Only a few more hours. But the mental cheerleading does nothing for my apathy, especially when I spot Hugo Roth, my least favorite mistake, loitering near my English class.

“Hey pawn star, ready for summer vacation?” I don’t have to turn to attach the sneer in the voice with his stupid face, but he darts in front of the doorway so I still have to look at him. He’s taller than most of the boys in class, which is a blessing given that he has to hold up his gigantic ego all day. I hate to say he cleans up well. Still there’s no denying his movie star jawline or his silky blond hair that’s just long enough to grab onto when he makes his move. I’d made that mistake once. Never again. “I was thinking of coming into the shop. I have something I know you’ll want.”

“Sorry. We’re all stocked up on junk.” My family's Las Vegas pawn shop is considered a tourist landmark, but to me it's just another embarrassment.

I push past him, but his arm flies out to stop me. With his other hand, he grabs his crotch. “What will your daddy give me for this? Or maybe you and I can discuss its value.”
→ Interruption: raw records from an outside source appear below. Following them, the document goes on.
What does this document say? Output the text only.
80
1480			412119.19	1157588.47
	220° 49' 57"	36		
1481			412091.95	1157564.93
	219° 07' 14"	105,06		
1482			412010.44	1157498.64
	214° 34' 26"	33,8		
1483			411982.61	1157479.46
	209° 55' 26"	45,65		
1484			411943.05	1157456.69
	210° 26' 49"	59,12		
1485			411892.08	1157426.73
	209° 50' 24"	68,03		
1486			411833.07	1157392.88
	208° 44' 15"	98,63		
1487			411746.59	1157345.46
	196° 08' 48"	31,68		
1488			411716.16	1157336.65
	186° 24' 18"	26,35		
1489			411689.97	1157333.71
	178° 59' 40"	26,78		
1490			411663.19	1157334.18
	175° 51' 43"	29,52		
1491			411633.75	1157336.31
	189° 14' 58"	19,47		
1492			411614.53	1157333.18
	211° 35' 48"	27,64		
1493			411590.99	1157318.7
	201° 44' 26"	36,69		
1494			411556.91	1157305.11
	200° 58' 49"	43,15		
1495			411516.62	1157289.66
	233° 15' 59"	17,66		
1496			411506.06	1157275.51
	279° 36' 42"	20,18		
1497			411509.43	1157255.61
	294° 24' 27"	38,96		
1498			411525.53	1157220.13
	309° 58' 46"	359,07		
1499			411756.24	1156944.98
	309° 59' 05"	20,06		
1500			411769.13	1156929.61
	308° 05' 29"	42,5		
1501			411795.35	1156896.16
“Or maybe I can show it the barrel of one of our many in-stock shotguns.” I plaster a smile on my face as I wiggle my pinkie for emphasis. “If I recall, it should slide ride in.”

Hugo’s face darkens as he moves away from the door. “Bitch.”

“Good to catch up!” I call after him sweetly from the doorway.

Mr. Hunter doesn’t look at me as I rush into the room to the sound of the final bell. “Nice of you to join us, Miss Southerly.”

I slide Great Expectations out of my bag and hold it up. “I couldn’t stop reading. I didn’t get any sleep.”

Mr. Hunter has apparently read Dickens because he presses his lips together in disbelief. He probably watched the movie, too, but he doesn’t push my tardiness. I slump in my seat as he starts a discussion on whether or not Pip’s benefactor did him a favor. Apparently, he didn’t get the memo that it’s the last day of school. Since I thought the story was stupid—a poor kid trying to impress a rich girl—I stare at the wood-paneling some board member sprung for during the academy’s renovation. The result is all Vegas. Oak paneling, bookcases full of dusty leather-bound volumes—a show meant to trick over-qualified teachers and elite college recruiters into thinking that the students here are as competitive as east coast prep students.